合計すると、 $d 2^{h/d} + 2$ 回の疑似乱数生成関数実行、 $d 2^{h/d} + 1$ 回の疑似乱数生成器実行、 $2t + d((l(w+1)) 2^{h/d} -1)$ 回のハッシュ計算となる。

最後に、署名検証には

メッセージダイジェストのハッシュ
1回のHORST検証
d回のWOTS+検証（最大lw回のハッシュ計算）
L木の計算
ルートノードを計算するためのh/d-1回のハッシュ計算

が必要であり、合計すると $k((\text{log}(t)) - x + 1)+2^x + d(l(w+1) - 2) + h$ 回のハッシュ計算が必要になる。

感想

SPHINCS-256の署名サイズ(41kB)がECDSA(64B)と比較すると1000倍近くあるのでそのままブロックチェーンに載せるのは厳しいと思うのですが、SPHINCSをベースにすると暗号学的仮定を最小限まで減らせるので、計算検証履歴を圧縮できるSTARKと併用することで、純粋なハッシュベースの暗号通貨を構築することは可能性としてありえるのではないかと思いました。
PoW、署名、ブロックチェーン圧縮の全要素が共通のハッシュ関数に依存する形で構成できるならば、より安全性の高いシステムに繋がると考えます。
なお改良版のSPHINCS+³という方式ではさらに署名サイズが小さくなっているようです。

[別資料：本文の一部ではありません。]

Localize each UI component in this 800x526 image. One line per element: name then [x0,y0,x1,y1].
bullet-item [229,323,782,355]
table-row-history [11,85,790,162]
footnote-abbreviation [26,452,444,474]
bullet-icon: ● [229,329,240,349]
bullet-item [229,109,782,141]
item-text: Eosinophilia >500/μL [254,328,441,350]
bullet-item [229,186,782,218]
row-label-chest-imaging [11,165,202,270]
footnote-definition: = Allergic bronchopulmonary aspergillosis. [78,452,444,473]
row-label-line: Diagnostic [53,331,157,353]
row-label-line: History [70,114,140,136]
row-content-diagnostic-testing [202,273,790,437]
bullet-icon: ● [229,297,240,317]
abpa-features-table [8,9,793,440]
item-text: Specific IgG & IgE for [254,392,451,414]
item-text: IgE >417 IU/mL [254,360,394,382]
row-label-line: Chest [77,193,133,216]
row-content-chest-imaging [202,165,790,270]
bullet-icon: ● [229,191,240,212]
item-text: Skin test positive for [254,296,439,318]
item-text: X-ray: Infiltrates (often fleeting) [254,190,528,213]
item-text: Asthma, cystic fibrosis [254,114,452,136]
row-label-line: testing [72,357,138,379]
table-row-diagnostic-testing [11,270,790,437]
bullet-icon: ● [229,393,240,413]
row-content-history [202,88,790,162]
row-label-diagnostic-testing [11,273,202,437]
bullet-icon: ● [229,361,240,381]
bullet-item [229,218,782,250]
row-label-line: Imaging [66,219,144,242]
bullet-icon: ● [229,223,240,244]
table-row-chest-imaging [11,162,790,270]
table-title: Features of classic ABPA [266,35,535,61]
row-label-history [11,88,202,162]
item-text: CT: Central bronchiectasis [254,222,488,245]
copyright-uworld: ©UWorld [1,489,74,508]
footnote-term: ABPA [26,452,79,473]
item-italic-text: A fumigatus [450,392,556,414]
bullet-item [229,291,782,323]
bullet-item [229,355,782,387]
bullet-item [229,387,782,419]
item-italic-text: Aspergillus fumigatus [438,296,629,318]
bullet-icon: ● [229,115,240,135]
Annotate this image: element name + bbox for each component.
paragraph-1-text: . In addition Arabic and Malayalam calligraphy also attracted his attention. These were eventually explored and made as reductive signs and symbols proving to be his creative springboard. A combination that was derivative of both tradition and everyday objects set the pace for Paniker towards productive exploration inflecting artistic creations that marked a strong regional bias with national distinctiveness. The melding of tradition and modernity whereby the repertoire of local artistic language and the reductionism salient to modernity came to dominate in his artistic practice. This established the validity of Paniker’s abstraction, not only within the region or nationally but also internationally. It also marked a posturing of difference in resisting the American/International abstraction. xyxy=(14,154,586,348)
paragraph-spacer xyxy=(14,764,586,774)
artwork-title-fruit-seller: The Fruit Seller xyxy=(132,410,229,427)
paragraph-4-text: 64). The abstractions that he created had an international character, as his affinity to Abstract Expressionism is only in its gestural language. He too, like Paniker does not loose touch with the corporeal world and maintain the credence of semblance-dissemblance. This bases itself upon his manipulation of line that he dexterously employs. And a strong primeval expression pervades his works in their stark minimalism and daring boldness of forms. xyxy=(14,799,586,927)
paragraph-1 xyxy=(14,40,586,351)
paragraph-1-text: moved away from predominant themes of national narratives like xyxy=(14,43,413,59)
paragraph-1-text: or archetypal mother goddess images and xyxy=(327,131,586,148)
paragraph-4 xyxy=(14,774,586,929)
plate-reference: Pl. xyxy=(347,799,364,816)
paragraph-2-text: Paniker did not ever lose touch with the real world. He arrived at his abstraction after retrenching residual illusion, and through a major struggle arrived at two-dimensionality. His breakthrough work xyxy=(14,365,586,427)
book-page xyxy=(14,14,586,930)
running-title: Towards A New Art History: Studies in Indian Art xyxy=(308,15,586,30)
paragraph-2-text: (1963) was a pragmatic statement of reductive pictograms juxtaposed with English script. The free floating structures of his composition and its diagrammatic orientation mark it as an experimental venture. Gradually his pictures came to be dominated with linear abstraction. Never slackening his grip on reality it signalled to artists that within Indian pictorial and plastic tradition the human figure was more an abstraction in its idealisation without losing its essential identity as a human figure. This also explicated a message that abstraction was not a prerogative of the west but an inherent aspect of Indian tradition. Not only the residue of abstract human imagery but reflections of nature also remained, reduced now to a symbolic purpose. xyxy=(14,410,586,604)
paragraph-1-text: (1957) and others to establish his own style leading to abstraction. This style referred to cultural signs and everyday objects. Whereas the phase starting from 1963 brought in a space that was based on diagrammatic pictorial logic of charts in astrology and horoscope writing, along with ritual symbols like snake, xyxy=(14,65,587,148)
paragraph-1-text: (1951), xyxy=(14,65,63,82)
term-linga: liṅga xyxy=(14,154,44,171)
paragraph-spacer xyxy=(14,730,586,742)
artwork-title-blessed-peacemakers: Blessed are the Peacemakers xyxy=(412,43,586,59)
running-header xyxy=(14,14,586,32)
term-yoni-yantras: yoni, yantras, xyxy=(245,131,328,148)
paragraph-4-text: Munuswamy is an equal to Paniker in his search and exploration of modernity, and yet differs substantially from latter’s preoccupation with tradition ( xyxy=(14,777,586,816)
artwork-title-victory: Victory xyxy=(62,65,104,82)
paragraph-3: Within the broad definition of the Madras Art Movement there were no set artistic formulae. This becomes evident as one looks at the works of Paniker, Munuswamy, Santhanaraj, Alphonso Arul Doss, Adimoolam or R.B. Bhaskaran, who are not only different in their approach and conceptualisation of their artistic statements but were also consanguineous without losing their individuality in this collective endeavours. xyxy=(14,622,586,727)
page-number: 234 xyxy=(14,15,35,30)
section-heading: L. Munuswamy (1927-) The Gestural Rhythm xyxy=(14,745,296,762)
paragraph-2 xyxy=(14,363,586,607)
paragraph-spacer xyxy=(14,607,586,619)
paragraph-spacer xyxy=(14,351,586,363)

実用的には、既存の楕円曲線暗号方式（例えばEd25519）と組み合わせ、両方の署名検査をパスすることを要求するハイブリッド署名方式⁴がより安全なスキームとして提案されています。
ハッシュベース暗号なのにXMSS⁵と違いステートレスで扱える方法の発明は純粋に面白かったです。

※関連する脆弱性⁶についても興味があったら見てみてください。